We were together for four years, during which time it became apparent that M was never going to grow up, and it was time for me to get my life together and move on. I was now in my early twenties, and I’d achieved practically nothing. I’d dropped out of University, had no job, and was too socially anxious to leave the house. I was on anti-depressants, I’d made two half-hearted suicide attempts over the last five years, I’d had an eating disorder, I’d lost a lot of friends, and I didn’t even know what happiness was anymore. I’d spent so much time clinging to men to save me, and when they hadn’t been able to do so, I’d forgotten to save myself.

When I was 23, I finally decided to take some steps to improve my life. I went back to University and finished my degree, and when I’d worked up the courage, I ended my co-dependant relationship with M. I’d realised that I couldn’t keep relying on the men in my life to fix everything for me. I got a part-time job in a gift shop, and worked my butt off for two years, during which time I obtained a second Masters degree, while balancing a part-time job to pay my rent on a small flat that I shared with a friend. This was a challenging time, I cried a lot of the time, and I told myself that I’d never get through it, but I made it through, and doing so made me realise that I was strong, and capable of more than I thought possible.

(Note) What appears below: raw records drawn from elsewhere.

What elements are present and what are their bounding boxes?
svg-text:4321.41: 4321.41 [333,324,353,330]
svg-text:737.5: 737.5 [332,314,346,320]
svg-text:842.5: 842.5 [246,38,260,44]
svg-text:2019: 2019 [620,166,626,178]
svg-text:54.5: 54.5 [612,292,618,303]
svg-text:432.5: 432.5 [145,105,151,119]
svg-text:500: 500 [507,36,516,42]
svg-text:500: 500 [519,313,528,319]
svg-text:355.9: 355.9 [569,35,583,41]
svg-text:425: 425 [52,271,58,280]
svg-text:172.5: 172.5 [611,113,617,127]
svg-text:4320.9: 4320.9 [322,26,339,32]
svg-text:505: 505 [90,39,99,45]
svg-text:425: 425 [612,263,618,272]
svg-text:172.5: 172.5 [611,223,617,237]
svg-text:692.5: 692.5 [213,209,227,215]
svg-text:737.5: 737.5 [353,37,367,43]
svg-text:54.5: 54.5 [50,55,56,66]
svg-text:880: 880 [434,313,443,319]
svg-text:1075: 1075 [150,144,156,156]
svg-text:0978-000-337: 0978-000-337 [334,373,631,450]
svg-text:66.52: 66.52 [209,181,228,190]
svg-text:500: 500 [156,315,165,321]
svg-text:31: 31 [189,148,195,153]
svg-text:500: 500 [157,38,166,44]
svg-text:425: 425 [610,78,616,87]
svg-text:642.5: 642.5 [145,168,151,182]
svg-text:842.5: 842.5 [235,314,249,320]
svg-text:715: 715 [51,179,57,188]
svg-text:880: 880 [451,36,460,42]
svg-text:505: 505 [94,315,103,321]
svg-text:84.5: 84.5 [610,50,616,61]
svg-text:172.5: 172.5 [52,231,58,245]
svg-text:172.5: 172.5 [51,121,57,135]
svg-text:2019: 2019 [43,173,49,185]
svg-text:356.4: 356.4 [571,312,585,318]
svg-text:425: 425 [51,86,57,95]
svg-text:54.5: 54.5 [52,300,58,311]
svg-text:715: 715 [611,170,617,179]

In my mid-twenties, I started seeing Bob. I knew straight away that this one was different from the others. He was five years older than me, and had already gotten his life together. He had a stable job, and a nice flat which he paid for on his own. At first I was sure he would realise what a flaky, poisonous, destructive force I was, and the relationship would blow up, so I kept trying to drive him away. Despite my best efforts, Bob didn’t leave. He didn’t save me either, but he helped give me the tools I needed to save myself. We worked together as a team, and when I didn’t have the strength to fight for something, he offered support, love, understanding and patience. We have now been together for four years, and last year, we were married. Being with Bob was like learning to love all over again. Everything else felt like a trial run.

A few nights ago, I was at a party one of my few remaining school friends. She repeatedly mentioned names from my past, including friends from high school who I stopped speaking to years ago, following eighteen years of systematic bullying.

I thought of my best friend from high school, who had told me for years that I was poisonous, toxic, selfish, undeserving of love, and that eventually everyone would leave me alone. I thought of A, and how I’d dumped him with no explanation, and how I was still torturing myself for a mistake I’d made in my mid-teens. I thought of S, telling me it was impossible for me to love somebody else because I was too in love with myself. I thought of all the friends and lovers and the hurt we’d caused each other, and I choked up with guilt and insecurity; a seemingly inextricable knot formed in my stomach, and I couldn’t breathe temporarily.

When I got home that night, I confided all of my fears in Bob, about not being able to break cycles of abuse, insecurity about the people who had cut me out of their lives, and guilt over the hurt I’d caused. Then Bob said to me, ‘These people didn’t cut you out. You cut them out when you decided not to go back to the abuse.’

All of this time, I’d felt guilt over the relationships that had ended destructively, because I’d made mistakes, and hurt people, and been told repeatedly that I was a bad person. The reality of the situation was that these people had caused me hurt as well, but I was taking the blame for all of it. I’d believed that I needed to break the cycle of destroying everything I touched, that I was a damaging person who needed to learn how to love unselfishly, but in fact, I needed to break the cycle of forming relationships with bullies.

If you are caught in a cycle, you should know that you alone have the power to break it. Ending it is a frightening prospect, but coming out of the other side is like waking up, and realising that you never ever have to go back into that nightmare.

Bob and I on our wedding day last year.

Bob and I on our wedding day in April of last year.